Passé cette entrée en matière qui me marquera longtemps car je ne supporte pas qu’on me prenne pour un autre, surtout quand j'apprends qu'icelui passe son temps à 'faire à la culotte', je m’adapte et je fais la connaissance de la fine fleur du « grain qui lève », comme on disait à l’époque, du sport de la ville. Il y a parmi mes camarades de jeux les Millereau, rugbymen de race et athlètes confirmés, les Tapella, dynastie de futures pointures du foot et les deux tiers des futurs champions locaux qui se retrouvaient l’été au Pré Marnoz, les Bains en plain air quand il n’y avait pas de piscine municipale. Ah, les parties de foot pied nu sur la pelouse quasi anglaise où jouaient les footeux du FC Dole et les « ruggers » de l’US Dole... Ah les tournois de volley à la fraîche ! Ah les plongeons du pont de chemin de fer et les premiers baisers volés dans la prairie d’Assaut...

Lors des deux ou trois années passées au Patro SNCF je pris conscience d’un invariant socio-politique très français : la guerre larvée entre les fils d’ouvriers qui fréquentaient les centres gérés par les laïcs du chemin de fer qui venaient de fusionner avec le FC Dole, le club doyen qui avait atteint les 1/8e de Finale de la coupe de France quinze ans plus tôt. Et le Patronage Sportif Dolois ou Bisontin qui accueillaient la fine fleur de la bourgeoisie dite « de droite ». Que de joutes entre nous dans tous les domaines, foot de rue, cross-country, athlétisme et chicanes à main nue. Et quel bonheur de ridiculiser la défense du PSD où trônait comme la statue du commandeur un futur baron des Républicains locaux... 

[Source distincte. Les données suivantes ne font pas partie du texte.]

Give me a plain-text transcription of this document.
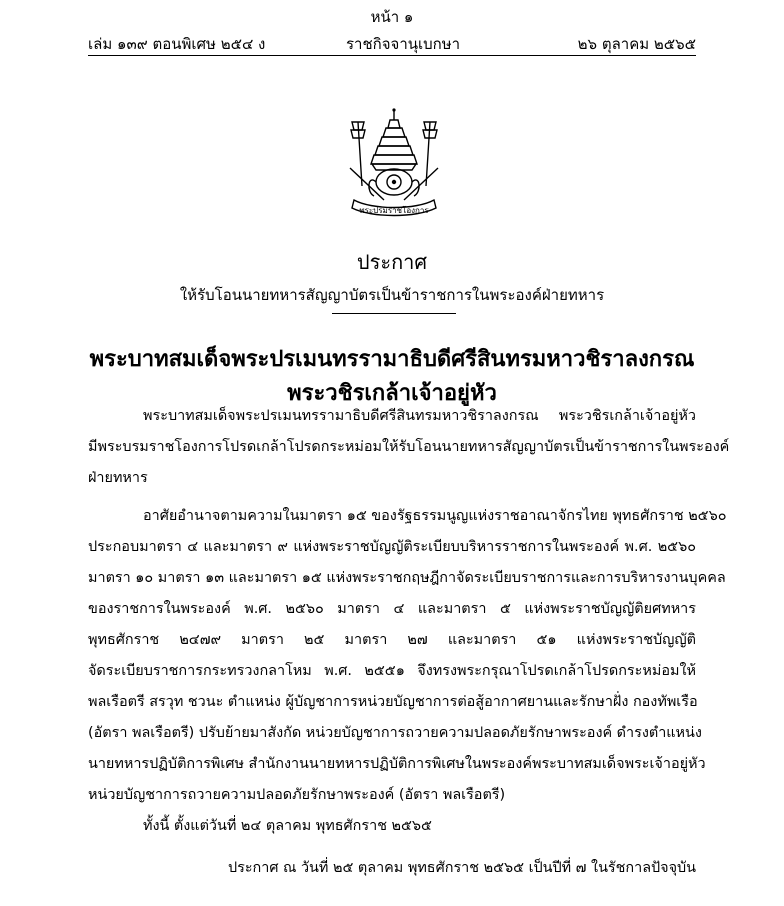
หน้า ๑
เล่ม ๑๓๙ ตอนพิเศษ ๒๕๔ ง	ราชกิจจานุเบกษา	๒๖ ตุลาคม ๒๕๖๕
พระปรมราชโองการ
ประกาศ
ให้รับโอนนายทหารสัญญาบัตรเป็นข้าราชการในพระองค์ฝ่ายทหาร
พระบาทสมเด็จพระปรเมนทรรามาธิบดีศรีสินทรมหาวชิราลงกรณ
พระวชิรเกล้าเจ้าอยู่หัว
พระบาทสมเด็จพระปรเมนทรรามาธิบดีศรีสินทรมหาวชิราลงกรณ พระวชิรเกล้าเจ้าอยู่หัว
มีพระบรมราชโองการโปรดเกล้าโปรดกระหม่อมให้รับโอนนายทหารสัญญาบัตรเป็นข้าราชการในพระองค์
ฝ่ายทหาร
อาศัยอำนาจตามความในมาตรา ๑๕ ของรัฐธรรมนูญแห่งราชอาณาจักรไทย พุทธศักราช ๒๕๖๐
ประกอบมาตรา ๔ และมาตรา ๙ แห่งพระราชบัญญัติระเบียบบริหารราชการในพระองค์ พ.ศ. ๒๕๖๐
มาตรา ๑๐ มาตรา ๑๓ และมาตรา ๑๕ แห่งพระราชกฤษฎีกาจัดระเบียบราชการและการบริหารงานบุคคล
ของราชการในพระองค์ พ.ศ. ๒๕๖๐ มาตรา ๔ และมาตรา ๕ แห่งพระราชบัญญัติยศทหาร
พุทธศักราช ๒๔๗๙ มาตรา ๒๕ มาตรา ๒๗ และมาตรา ๕๑ แห่งพระราชบัญญัติ
จัดระเบียบราชการกระทรวงกลาโหม พ.ศ. ๒๕๕๑ จึงทรงพระกรุณาโปรดเกล้าโปรดกระหม่อมให้
พลเรือตรี สรวุท ชวนะ ตำแหน่ง ผู้บัญชาการหน่วยบัญชาการต่อสู้อากาศยานและรักษาฝั่ง กองทัพเรือ
(อัตรา พลเรือตรี) ปรับย้ายมาสังกัด หน่วยบัญชาการถวายความปลอดภัยรักษาพระองค์ ดำรงตำแหน่ง
นายทหารปฏิบัติการพิเศษ สำนักงานนายทหารปฏิบัติการพิเศษในพระองค์พระบาทสมเด็จพระเจ้าอยู่หัว
หน่วยบัญชาการถวายความปลอดภัยรักษาพระองค์ (อัตรา พลเรือตรี)
ทั้งนี้ ตั้งแต่วันที่ ๒๔ ตุลาคม พุทธศักราช ๒๕๖๕
ประกาศ ณ วันที่ ๒๕ ตุลาคม พุทธศักราช ๒๕๖๕ เป็นปีที่ ๗ ในรัชกาลปัจจุบัน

De cette époque là, j’ai en tête - une coupure de journal en atteste - le premier match de football officiel que j’ai disputé de toute ma vie. C’était contre Les Laumes, un centre cheminot situé à une centaine de kilomètres de là en Côte d’Or. Impossible de dormir de la nuit, fureur de mon père quand il voit que je me suis glissé sous les draps avec mon ballon, mon maillot (rouge et blanc à grand col comme celui du Stade de Reims), mon flottant et mes bas... Reposé ou pas, je dévale la rampe du Cours, je traverse le pont du Canal Charles-Quint et je me plante au centre de l’attaque de l’équipe de Dole (nous jouions à cinq contre cinq sur un terrain de hand asphalté). Punaise, quel baptême ! Nous gageons 4 buts à 2, deux buts de De Molina, deux buts de Morisi ! C’est le journal "Les Dépêches" qui le disait et il y avait une photo !

Mis à jour ( Mercredi, 17 Avril 2024 17:21 )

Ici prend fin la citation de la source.